(BOSTON) — Esophageal adenocarcinoma (EAC), a major form of esophageal cancer, ranks as the sixth deadliest cancer globally, lacking effective targeted therapies. Patients often rely on chemotherapy, administered as “neoadjuvant chemotherapy” (NACT) before surgery, to shrink or control tumors. However, resistance to NACT is common, leading to poor outcomes.
Despite the lack of therapeutic alternatives, both responders and non-responders continue receiving chemotherapy without certainty of its efficacy. Even among responders, chemotherapy may not fully halt tumor progression or metastasis and can cause toxic side effects. A personalized precision oncology model to predict patient responses to NACT is a critical unmet need.
Researchers have previously developed “organoids” from biopsied EAC cells—3D mini-organs formed with tissue-specific stem cells. However, these lack key components of a patient’s tumor microenvironment (TME), such as stromal fibroblasts and collagen fibers, resulting in different responses to NACT compared to actual tumors.
Breakthrough in Personalized Medicine
Now, a research collaboration led by Donald Ingber, M.D., Ph.D., at Harvard University’s Wyss Institute, and Lorenzo Ferri, M.D., at McGill University Health Centre, has advanced a personalized medicine solution to enhance chemotherapy for EAC patients.
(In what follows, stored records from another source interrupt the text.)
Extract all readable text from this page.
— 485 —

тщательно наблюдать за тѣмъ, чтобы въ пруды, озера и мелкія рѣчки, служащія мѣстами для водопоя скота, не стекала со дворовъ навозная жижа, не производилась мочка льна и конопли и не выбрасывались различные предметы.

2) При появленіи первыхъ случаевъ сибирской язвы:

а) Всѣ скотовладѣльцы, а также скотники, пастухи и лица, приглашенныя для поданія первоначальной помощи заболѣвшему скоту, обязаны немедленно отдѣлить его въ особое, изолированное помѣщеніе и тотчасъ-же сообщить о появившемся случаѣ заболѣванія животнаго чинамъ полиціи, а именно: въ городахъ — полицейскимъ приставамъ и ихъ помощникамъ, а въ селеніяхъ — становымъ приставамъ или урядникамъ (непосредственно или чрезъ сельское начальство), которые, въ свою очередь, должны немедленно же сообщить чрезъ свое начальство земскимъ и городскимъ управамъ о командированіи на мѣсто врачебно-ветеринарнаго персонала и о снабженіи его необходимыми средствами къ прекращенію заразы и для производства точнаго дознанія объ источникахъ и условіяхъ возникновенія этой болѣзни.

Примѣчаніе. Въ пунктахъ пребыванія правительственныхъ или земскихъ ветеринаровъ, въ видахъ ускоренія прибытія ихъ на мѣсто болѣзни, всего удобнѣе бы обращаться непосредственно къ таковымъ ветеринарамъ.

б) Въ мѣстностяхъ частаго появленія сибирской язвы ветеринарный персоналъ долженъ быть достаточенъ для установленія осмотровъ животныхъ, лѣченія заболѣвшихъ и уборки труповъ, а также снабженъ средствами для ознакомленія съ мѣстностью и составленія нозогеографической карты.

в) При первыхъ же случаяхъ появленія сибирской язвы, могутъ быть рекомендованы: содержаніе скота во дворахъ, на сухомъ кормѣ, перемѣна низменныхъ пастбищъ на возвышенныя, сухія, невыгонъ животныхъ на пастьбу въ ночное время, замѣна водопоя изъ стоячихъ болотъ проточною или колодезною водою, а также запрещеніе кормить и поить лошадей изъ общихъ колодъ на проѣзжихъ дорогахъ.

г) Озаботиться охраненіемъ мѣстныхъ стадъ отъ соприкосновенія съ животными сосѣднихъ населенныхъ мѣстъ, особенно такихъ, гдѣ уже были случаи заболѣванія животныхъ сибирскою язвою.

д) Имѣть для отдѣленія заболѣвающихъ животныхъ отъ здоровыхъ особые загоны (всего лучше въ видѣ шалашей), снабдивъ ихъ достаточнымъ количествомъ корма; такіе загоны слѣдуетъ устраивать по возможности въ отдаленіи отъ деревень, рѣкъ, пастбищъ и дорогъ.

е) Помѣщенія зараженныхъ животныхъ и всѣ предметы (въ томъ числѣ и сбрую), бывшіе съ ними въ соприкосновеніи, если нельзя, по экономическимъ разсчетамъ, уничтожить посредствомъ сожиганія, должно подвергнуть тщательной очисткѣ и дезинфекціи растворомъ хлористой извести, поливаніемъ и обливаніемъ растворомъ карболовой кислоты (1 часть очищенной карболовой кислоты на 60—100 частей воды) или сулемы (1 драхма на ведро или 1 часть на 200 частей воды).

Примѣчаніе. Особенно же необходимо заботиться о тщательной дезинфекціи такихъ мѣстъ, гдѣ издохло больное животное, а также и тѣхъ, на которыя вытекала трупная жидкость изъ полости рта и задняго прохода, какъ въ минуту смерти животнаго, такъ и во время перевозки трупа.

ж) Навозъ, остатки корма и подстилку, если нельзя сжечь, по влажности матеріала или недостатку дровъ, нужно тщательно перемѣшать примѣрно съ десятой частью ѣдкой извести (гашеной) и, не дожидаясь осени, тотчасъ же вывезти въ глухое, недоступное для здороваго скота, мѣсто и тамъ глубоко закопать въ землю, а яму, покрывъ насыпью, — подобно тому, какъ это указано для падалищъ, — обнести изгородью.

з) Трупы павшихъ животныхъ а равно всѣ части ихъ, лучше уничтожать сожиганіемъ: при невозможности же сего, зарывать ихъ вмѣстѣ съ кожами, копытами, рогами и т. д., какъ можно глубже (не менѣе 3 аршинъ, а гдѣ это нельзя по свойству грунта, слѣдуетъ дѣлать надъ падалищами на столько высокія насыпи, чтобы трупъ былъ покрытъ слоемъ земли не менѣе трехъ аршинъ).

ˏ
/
The researchers utilized the Wyss Institute’s human Organ Chip microfluidic culture technology, co-culturing EAC organoids with stromal cells from the same biopsies obtained by McGill’s team. This created patient-specific, TME-inclusive Cancer Chip models. By replicating some TME complexities in vitro, the team accurately predicted patient tumor responses to standard NACT more effectively than static 3D organoid models.
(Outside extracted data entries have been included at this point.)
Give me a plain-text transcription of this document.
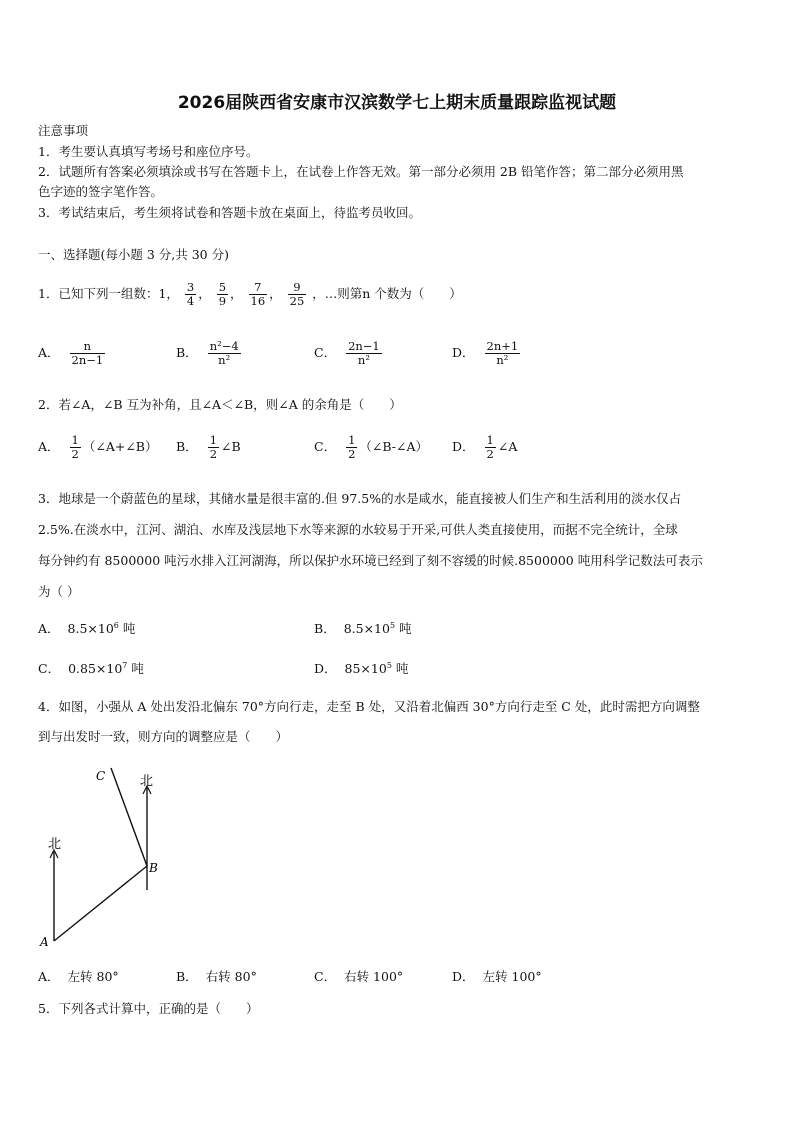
2026届陕西省安康市汉滨数学七上期末质量跟踪监视试题
注意事项
1．考生要认真填写考场号和座位序号。
2．试题所有答案必须填涂或书写在答题卡上，在试卷上作答无效。第一部分必须用 2B 铅笔作答；第二部分必须用黑
色字迹的签字笔作答。
3．考试结束后，考生须将试卷和答题卡放在桌面上，待监考员收回。
一、选择题(每小题 3 分,共 30 分)
1．已知下列一组数：1， $\frac{3}{4}$ ， $\frac{5}{9}$ ， $\frac{7}{16}$ ， $\frac{9}{25}$ ，…则第n 个数为（　　）
A． $\frac{n}{2n-1}$	B． $\frac{\text{n²−4}}{\text{n²}}$	C． $\frac{2n-1}{\text{n²}}$	D． $\frac{2n+1}{\text{n²}}$
2．若∠A，∠B 互为补角，且∠A＜∠B，则∠A 的余角是（　　）
A． $\frac{1}{2}$ （∠A+∠B） B． $\frac{1}{2}$ ∠B	C． $\frac{1}{2}$ （∠B-∠A） D． $\frac{1}{2}$ ∠A
3．地球是一个蔚蓝色的星球，其储水量是很丰富的.但 97.5%的水是咸水，能直接被人们生产和生活利用的淡水仅占
2.5%.在淡水中，江河、湖泊、水库及浅层地下水等来源的水较易于开采,可供人类直接使用，而据不完全统计，全球
每分钟约有 8500000 吨污水排入江河湖海，所以保护水环境已经到了刻不容缓的时候.8500000 吨用科学记数法可表示
为（ ）
A． $8.5\times 10^6$ 吨	B． $8.5\times 10^5$ 吨
C． $0.85\times 10^7$ 吨	D． $85\times 10^5$ 吨
4．如图，小强从 A 处出发沿北偏东 70°方向行走，走至 B 处，又沿着北偏西 30°方向行走至 C 处，此时需把方向调整
到与出发时一致，则方向的调整应是（　　）
北
北
A
B
C
A． 左转 80°	B． 右转 80°	C． 右转 100°	D． 左转 100°
5．下列各式计算中，正确的是（　　）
The approach delivers results within 12 days, allowing rapid stratification of EAC patients into responders and non-responders. It also facilitates investigation of non-standard NACTs for resistant patients within a clinically useful timeframe. The findings are published in the Journal of Translational Medicine.
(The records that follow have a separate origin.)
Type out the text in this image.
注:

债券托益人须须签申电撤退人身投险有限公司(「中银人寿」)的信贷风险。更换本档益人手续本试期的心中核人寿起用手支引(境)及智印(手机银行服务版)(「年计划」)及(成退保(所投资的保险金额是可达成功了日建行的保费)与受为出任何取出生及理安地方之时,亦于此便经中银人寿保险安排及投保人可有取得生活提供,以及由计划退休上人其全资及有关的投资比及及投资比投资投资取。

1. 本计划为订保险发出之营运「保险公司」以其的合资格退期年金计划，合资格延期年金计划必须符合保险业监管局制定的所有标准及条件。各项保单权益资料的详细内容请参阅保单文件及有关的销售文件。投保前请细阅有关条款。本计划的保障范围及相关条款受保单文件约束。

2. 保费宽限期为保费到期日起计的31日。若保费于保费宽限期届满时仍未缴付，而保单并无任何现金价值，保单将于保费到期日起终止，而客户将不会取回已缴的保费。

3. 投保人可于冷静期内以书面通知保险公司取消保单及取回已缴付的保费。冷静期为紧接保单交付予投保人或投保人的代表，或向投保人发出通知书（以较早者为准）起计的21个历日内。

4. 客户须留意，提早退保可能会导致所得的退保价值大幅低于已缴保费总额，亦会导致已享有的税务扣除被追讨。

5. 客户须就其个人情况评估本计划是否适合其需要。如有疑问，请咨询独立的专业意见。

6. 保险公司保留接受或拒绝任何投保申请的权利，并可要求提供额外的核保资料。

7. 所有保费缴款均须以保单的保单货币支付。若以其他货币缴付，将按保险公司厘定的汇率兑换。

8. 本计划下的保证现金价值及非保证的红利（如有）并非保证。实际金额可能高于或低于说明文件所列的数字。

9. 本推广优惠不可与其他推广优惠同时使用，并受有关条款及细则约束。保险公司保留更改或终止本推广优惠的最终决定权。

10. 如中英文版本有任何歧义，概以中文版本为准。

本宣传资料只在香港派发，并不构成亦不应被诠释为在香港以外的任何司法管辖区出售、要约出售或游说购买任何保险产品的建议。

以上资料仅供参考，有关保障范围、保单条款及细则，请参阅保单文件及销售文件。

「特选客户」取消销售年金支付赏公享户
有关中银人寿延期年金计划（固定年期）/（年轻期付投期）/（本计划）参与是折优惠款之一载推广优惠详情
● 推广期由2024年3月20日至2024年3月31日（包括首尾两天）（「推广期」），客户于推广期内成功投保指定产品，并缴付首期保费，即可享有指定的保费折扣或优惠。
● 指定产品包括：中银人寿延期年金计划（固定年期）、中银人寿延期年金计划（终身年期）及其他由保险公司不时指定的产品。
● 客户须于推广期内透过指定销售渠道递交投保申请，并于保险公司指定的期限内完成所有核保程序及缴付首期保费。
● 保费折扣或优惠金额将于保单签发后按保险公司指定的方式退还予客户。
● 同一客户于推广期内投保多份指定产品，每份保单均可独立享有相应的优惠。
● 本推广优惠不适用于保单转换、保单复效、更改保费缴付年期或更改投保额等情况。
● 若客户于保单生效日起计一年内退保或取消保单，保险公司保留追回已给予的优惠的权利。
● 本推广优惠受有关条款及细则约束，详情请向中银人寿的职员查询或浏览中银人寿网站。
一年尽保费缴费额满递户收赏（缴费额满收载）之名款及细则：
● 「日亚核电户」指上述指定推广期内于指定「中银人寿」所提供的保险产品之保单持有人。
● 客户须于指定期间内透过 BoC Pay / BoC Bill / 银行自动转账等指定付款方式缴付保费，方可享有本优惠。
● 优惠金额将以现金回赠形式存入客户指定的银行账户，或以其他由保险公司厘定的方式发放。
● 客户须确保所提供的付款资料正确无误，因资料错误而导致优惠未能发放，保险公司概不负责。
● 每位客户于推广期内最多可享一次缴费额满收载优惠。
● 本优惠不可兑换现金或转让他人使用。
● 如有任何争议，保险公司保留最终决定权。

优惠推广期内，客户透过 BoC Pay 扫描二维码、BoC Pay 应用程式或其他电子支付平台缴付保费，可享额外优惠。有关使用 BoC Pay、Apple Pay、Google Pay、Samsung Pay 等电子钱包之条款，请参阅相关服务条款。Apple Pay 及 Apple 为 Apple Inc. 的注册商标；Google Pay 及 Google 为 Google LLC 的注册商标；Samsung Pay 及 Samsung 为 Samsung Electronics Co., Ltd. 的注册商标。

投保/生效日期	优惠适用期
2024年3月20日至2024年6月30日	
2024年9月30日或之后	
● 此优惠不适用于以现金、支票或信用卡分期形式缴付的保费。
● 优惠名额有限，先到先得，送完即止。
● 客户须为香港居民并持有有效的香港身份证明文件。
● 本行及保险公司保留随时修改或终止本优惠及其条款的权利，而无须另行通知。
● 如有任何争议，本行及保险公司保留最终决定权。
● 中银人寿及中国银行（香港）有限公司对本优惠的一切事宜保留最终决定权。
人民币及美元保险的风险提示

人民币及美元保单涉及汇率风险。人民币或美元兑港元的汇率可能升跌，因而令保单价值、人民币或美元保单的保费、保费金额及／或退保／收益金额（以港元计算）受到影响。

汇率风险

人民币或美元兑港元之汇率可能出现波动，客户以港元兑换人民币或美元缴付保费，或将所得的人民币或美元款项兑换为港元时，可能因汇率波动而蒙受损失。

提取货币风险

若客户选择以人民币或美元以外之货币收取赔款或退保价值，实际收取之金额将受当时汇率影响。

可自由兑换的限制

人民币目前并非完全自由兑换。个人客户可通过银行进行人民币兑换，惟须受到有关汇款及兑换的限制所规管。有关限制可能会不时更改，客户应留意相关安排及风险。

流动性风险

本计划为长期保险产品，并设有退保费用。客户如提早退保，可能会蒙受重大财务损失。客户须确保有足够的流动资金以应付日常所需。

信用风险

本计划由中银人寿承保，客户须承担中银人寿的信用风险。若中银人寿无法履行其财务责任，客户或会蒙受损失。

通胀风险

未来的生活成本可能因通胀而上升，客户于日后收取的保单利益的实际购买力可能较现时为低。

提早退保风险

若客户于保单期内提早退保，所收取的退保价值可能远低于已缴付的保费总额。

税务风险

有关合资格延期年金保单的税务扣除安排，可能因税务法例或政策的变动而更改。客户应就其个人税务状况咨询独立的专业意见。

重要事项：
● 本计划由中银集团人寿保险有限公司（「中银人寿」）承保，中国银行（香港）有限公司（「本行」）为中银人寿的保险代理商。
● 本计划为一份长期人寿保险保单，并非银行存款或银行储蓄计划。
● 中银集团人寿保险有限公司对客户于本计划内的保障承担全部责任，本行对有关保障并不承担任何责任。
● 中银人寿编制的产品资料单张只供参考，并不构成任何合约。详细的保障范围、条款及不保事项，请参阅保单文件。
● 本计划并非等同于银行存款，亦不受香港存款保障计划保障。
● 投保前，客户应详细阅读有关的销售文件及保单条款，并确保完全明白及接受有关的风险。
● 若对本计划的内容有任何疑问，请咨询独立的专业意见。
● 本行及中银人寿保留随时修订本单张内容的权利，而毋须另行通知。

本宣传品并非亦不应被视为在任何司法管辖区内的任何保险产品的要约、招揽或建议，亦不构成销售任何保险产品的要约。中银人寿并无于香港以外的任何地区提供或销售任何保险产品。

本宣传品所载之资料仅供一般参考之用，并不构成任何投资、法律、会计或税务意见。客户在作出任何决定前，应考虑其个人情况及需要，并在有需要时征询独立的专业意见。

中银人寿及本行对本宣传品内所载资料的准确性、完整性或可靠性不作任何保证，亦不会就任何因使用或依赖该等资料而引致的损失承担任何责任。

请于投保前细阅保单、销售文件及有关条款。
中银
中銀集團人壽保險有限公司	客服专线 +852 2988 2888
“This patient-centered approach strongly builds on our previous successes using human Organ Chip technology to recapitulate each individual cancer patient’s TME outside their body so that we can identify the drug combination that will work best for that very patient,” said Ingber.
Modeling Esophageal Pathologies
Ingber’s and Ferri’s teams began collaborating in 2023 on an earlier study modeling Barrett’s esophagus in a microfluidic Organ Chip, supported by the National Institutes of Health (NIH) and Cancer Research UK. Barrett’s esophagus, a potential precursor to EAC, results from pathological changes in the esophageal epithelial lining, often starting with inflammation induced by acid reflux.
These malignant changes are driven by molecular and cellular processes in the epithelial lining and underlying “stroma,” composed of fibroblast cells, immune cells, and blood vessels. The stroma communicates with cancer cells through a constant molecular exchange.
“Whereas in our earlier work, we faithfully recapitulated the earlier stages of the pathological process potentially leading to EAC, namely Barrett’s esophagus, in our new study we fast-forwarded to its cancerous end result,” said Elee Shimshoni, Ph.D., a Postdoctoral Fellow in Ingber’s team.
From Patients to Cancer Chips and Back
The team engineered their TME-mimicking EAC Chip by generating personalized EAC organoids from biopsies of newly diagnosed, untreated EAC patients. Sanjima Pal, Ph.D., and other McGill team members, mastered creating patient-matched esophageal organoids with high consistency.
They removed the organoids from culture dishes, broke them into constituent cells, and cultured them in one of two parallel-running channels of a microfluidic chip. Tumor-associated fibroblasts from the same patients were added to the other channel, forming an adjacent tumor stroma. A porous membrane allowed free molecular exchange between cancer and stromal tissues, simulating actual tumor conditions.
The researchers introduced a docetaxel-based triplet chemotherapy cocktail into the stromal channel’s nutrient fluids, using drug concentrations and exposure times replicating EAC patient chemotherapy cycles.
For eight patients, EAC Chips accurately predicted NACT responses within 12 days. In four chips, chemotherapy killed EAC cells; in the other four, cells survived. These results perfectly matched patient responses and survival rates post-surgery.
Other study authors include Salvador Flores Torres, Mingyang Kong, Kulsum Tai, Veena Sangwan, Nicholas Bertos, Swneke Donovan Bailey, and Julie Bérubé. The study was funded by a Cancer Research UK Grand Challenge STrOmal ReprograMing (STORMing Cancer) grant, the Montreal General Hospital Foundation, and a Department of Defense Impact Grant award.
This development represents a significant step towards personalized cancer treatment, potentially applicable to various cancer types. The Organ Chip platform not only offers a predictive model for chemotherapy response but also serves as a pre-clinical testbed for developing new therapies and discovering biomarkers to optimize drug effects.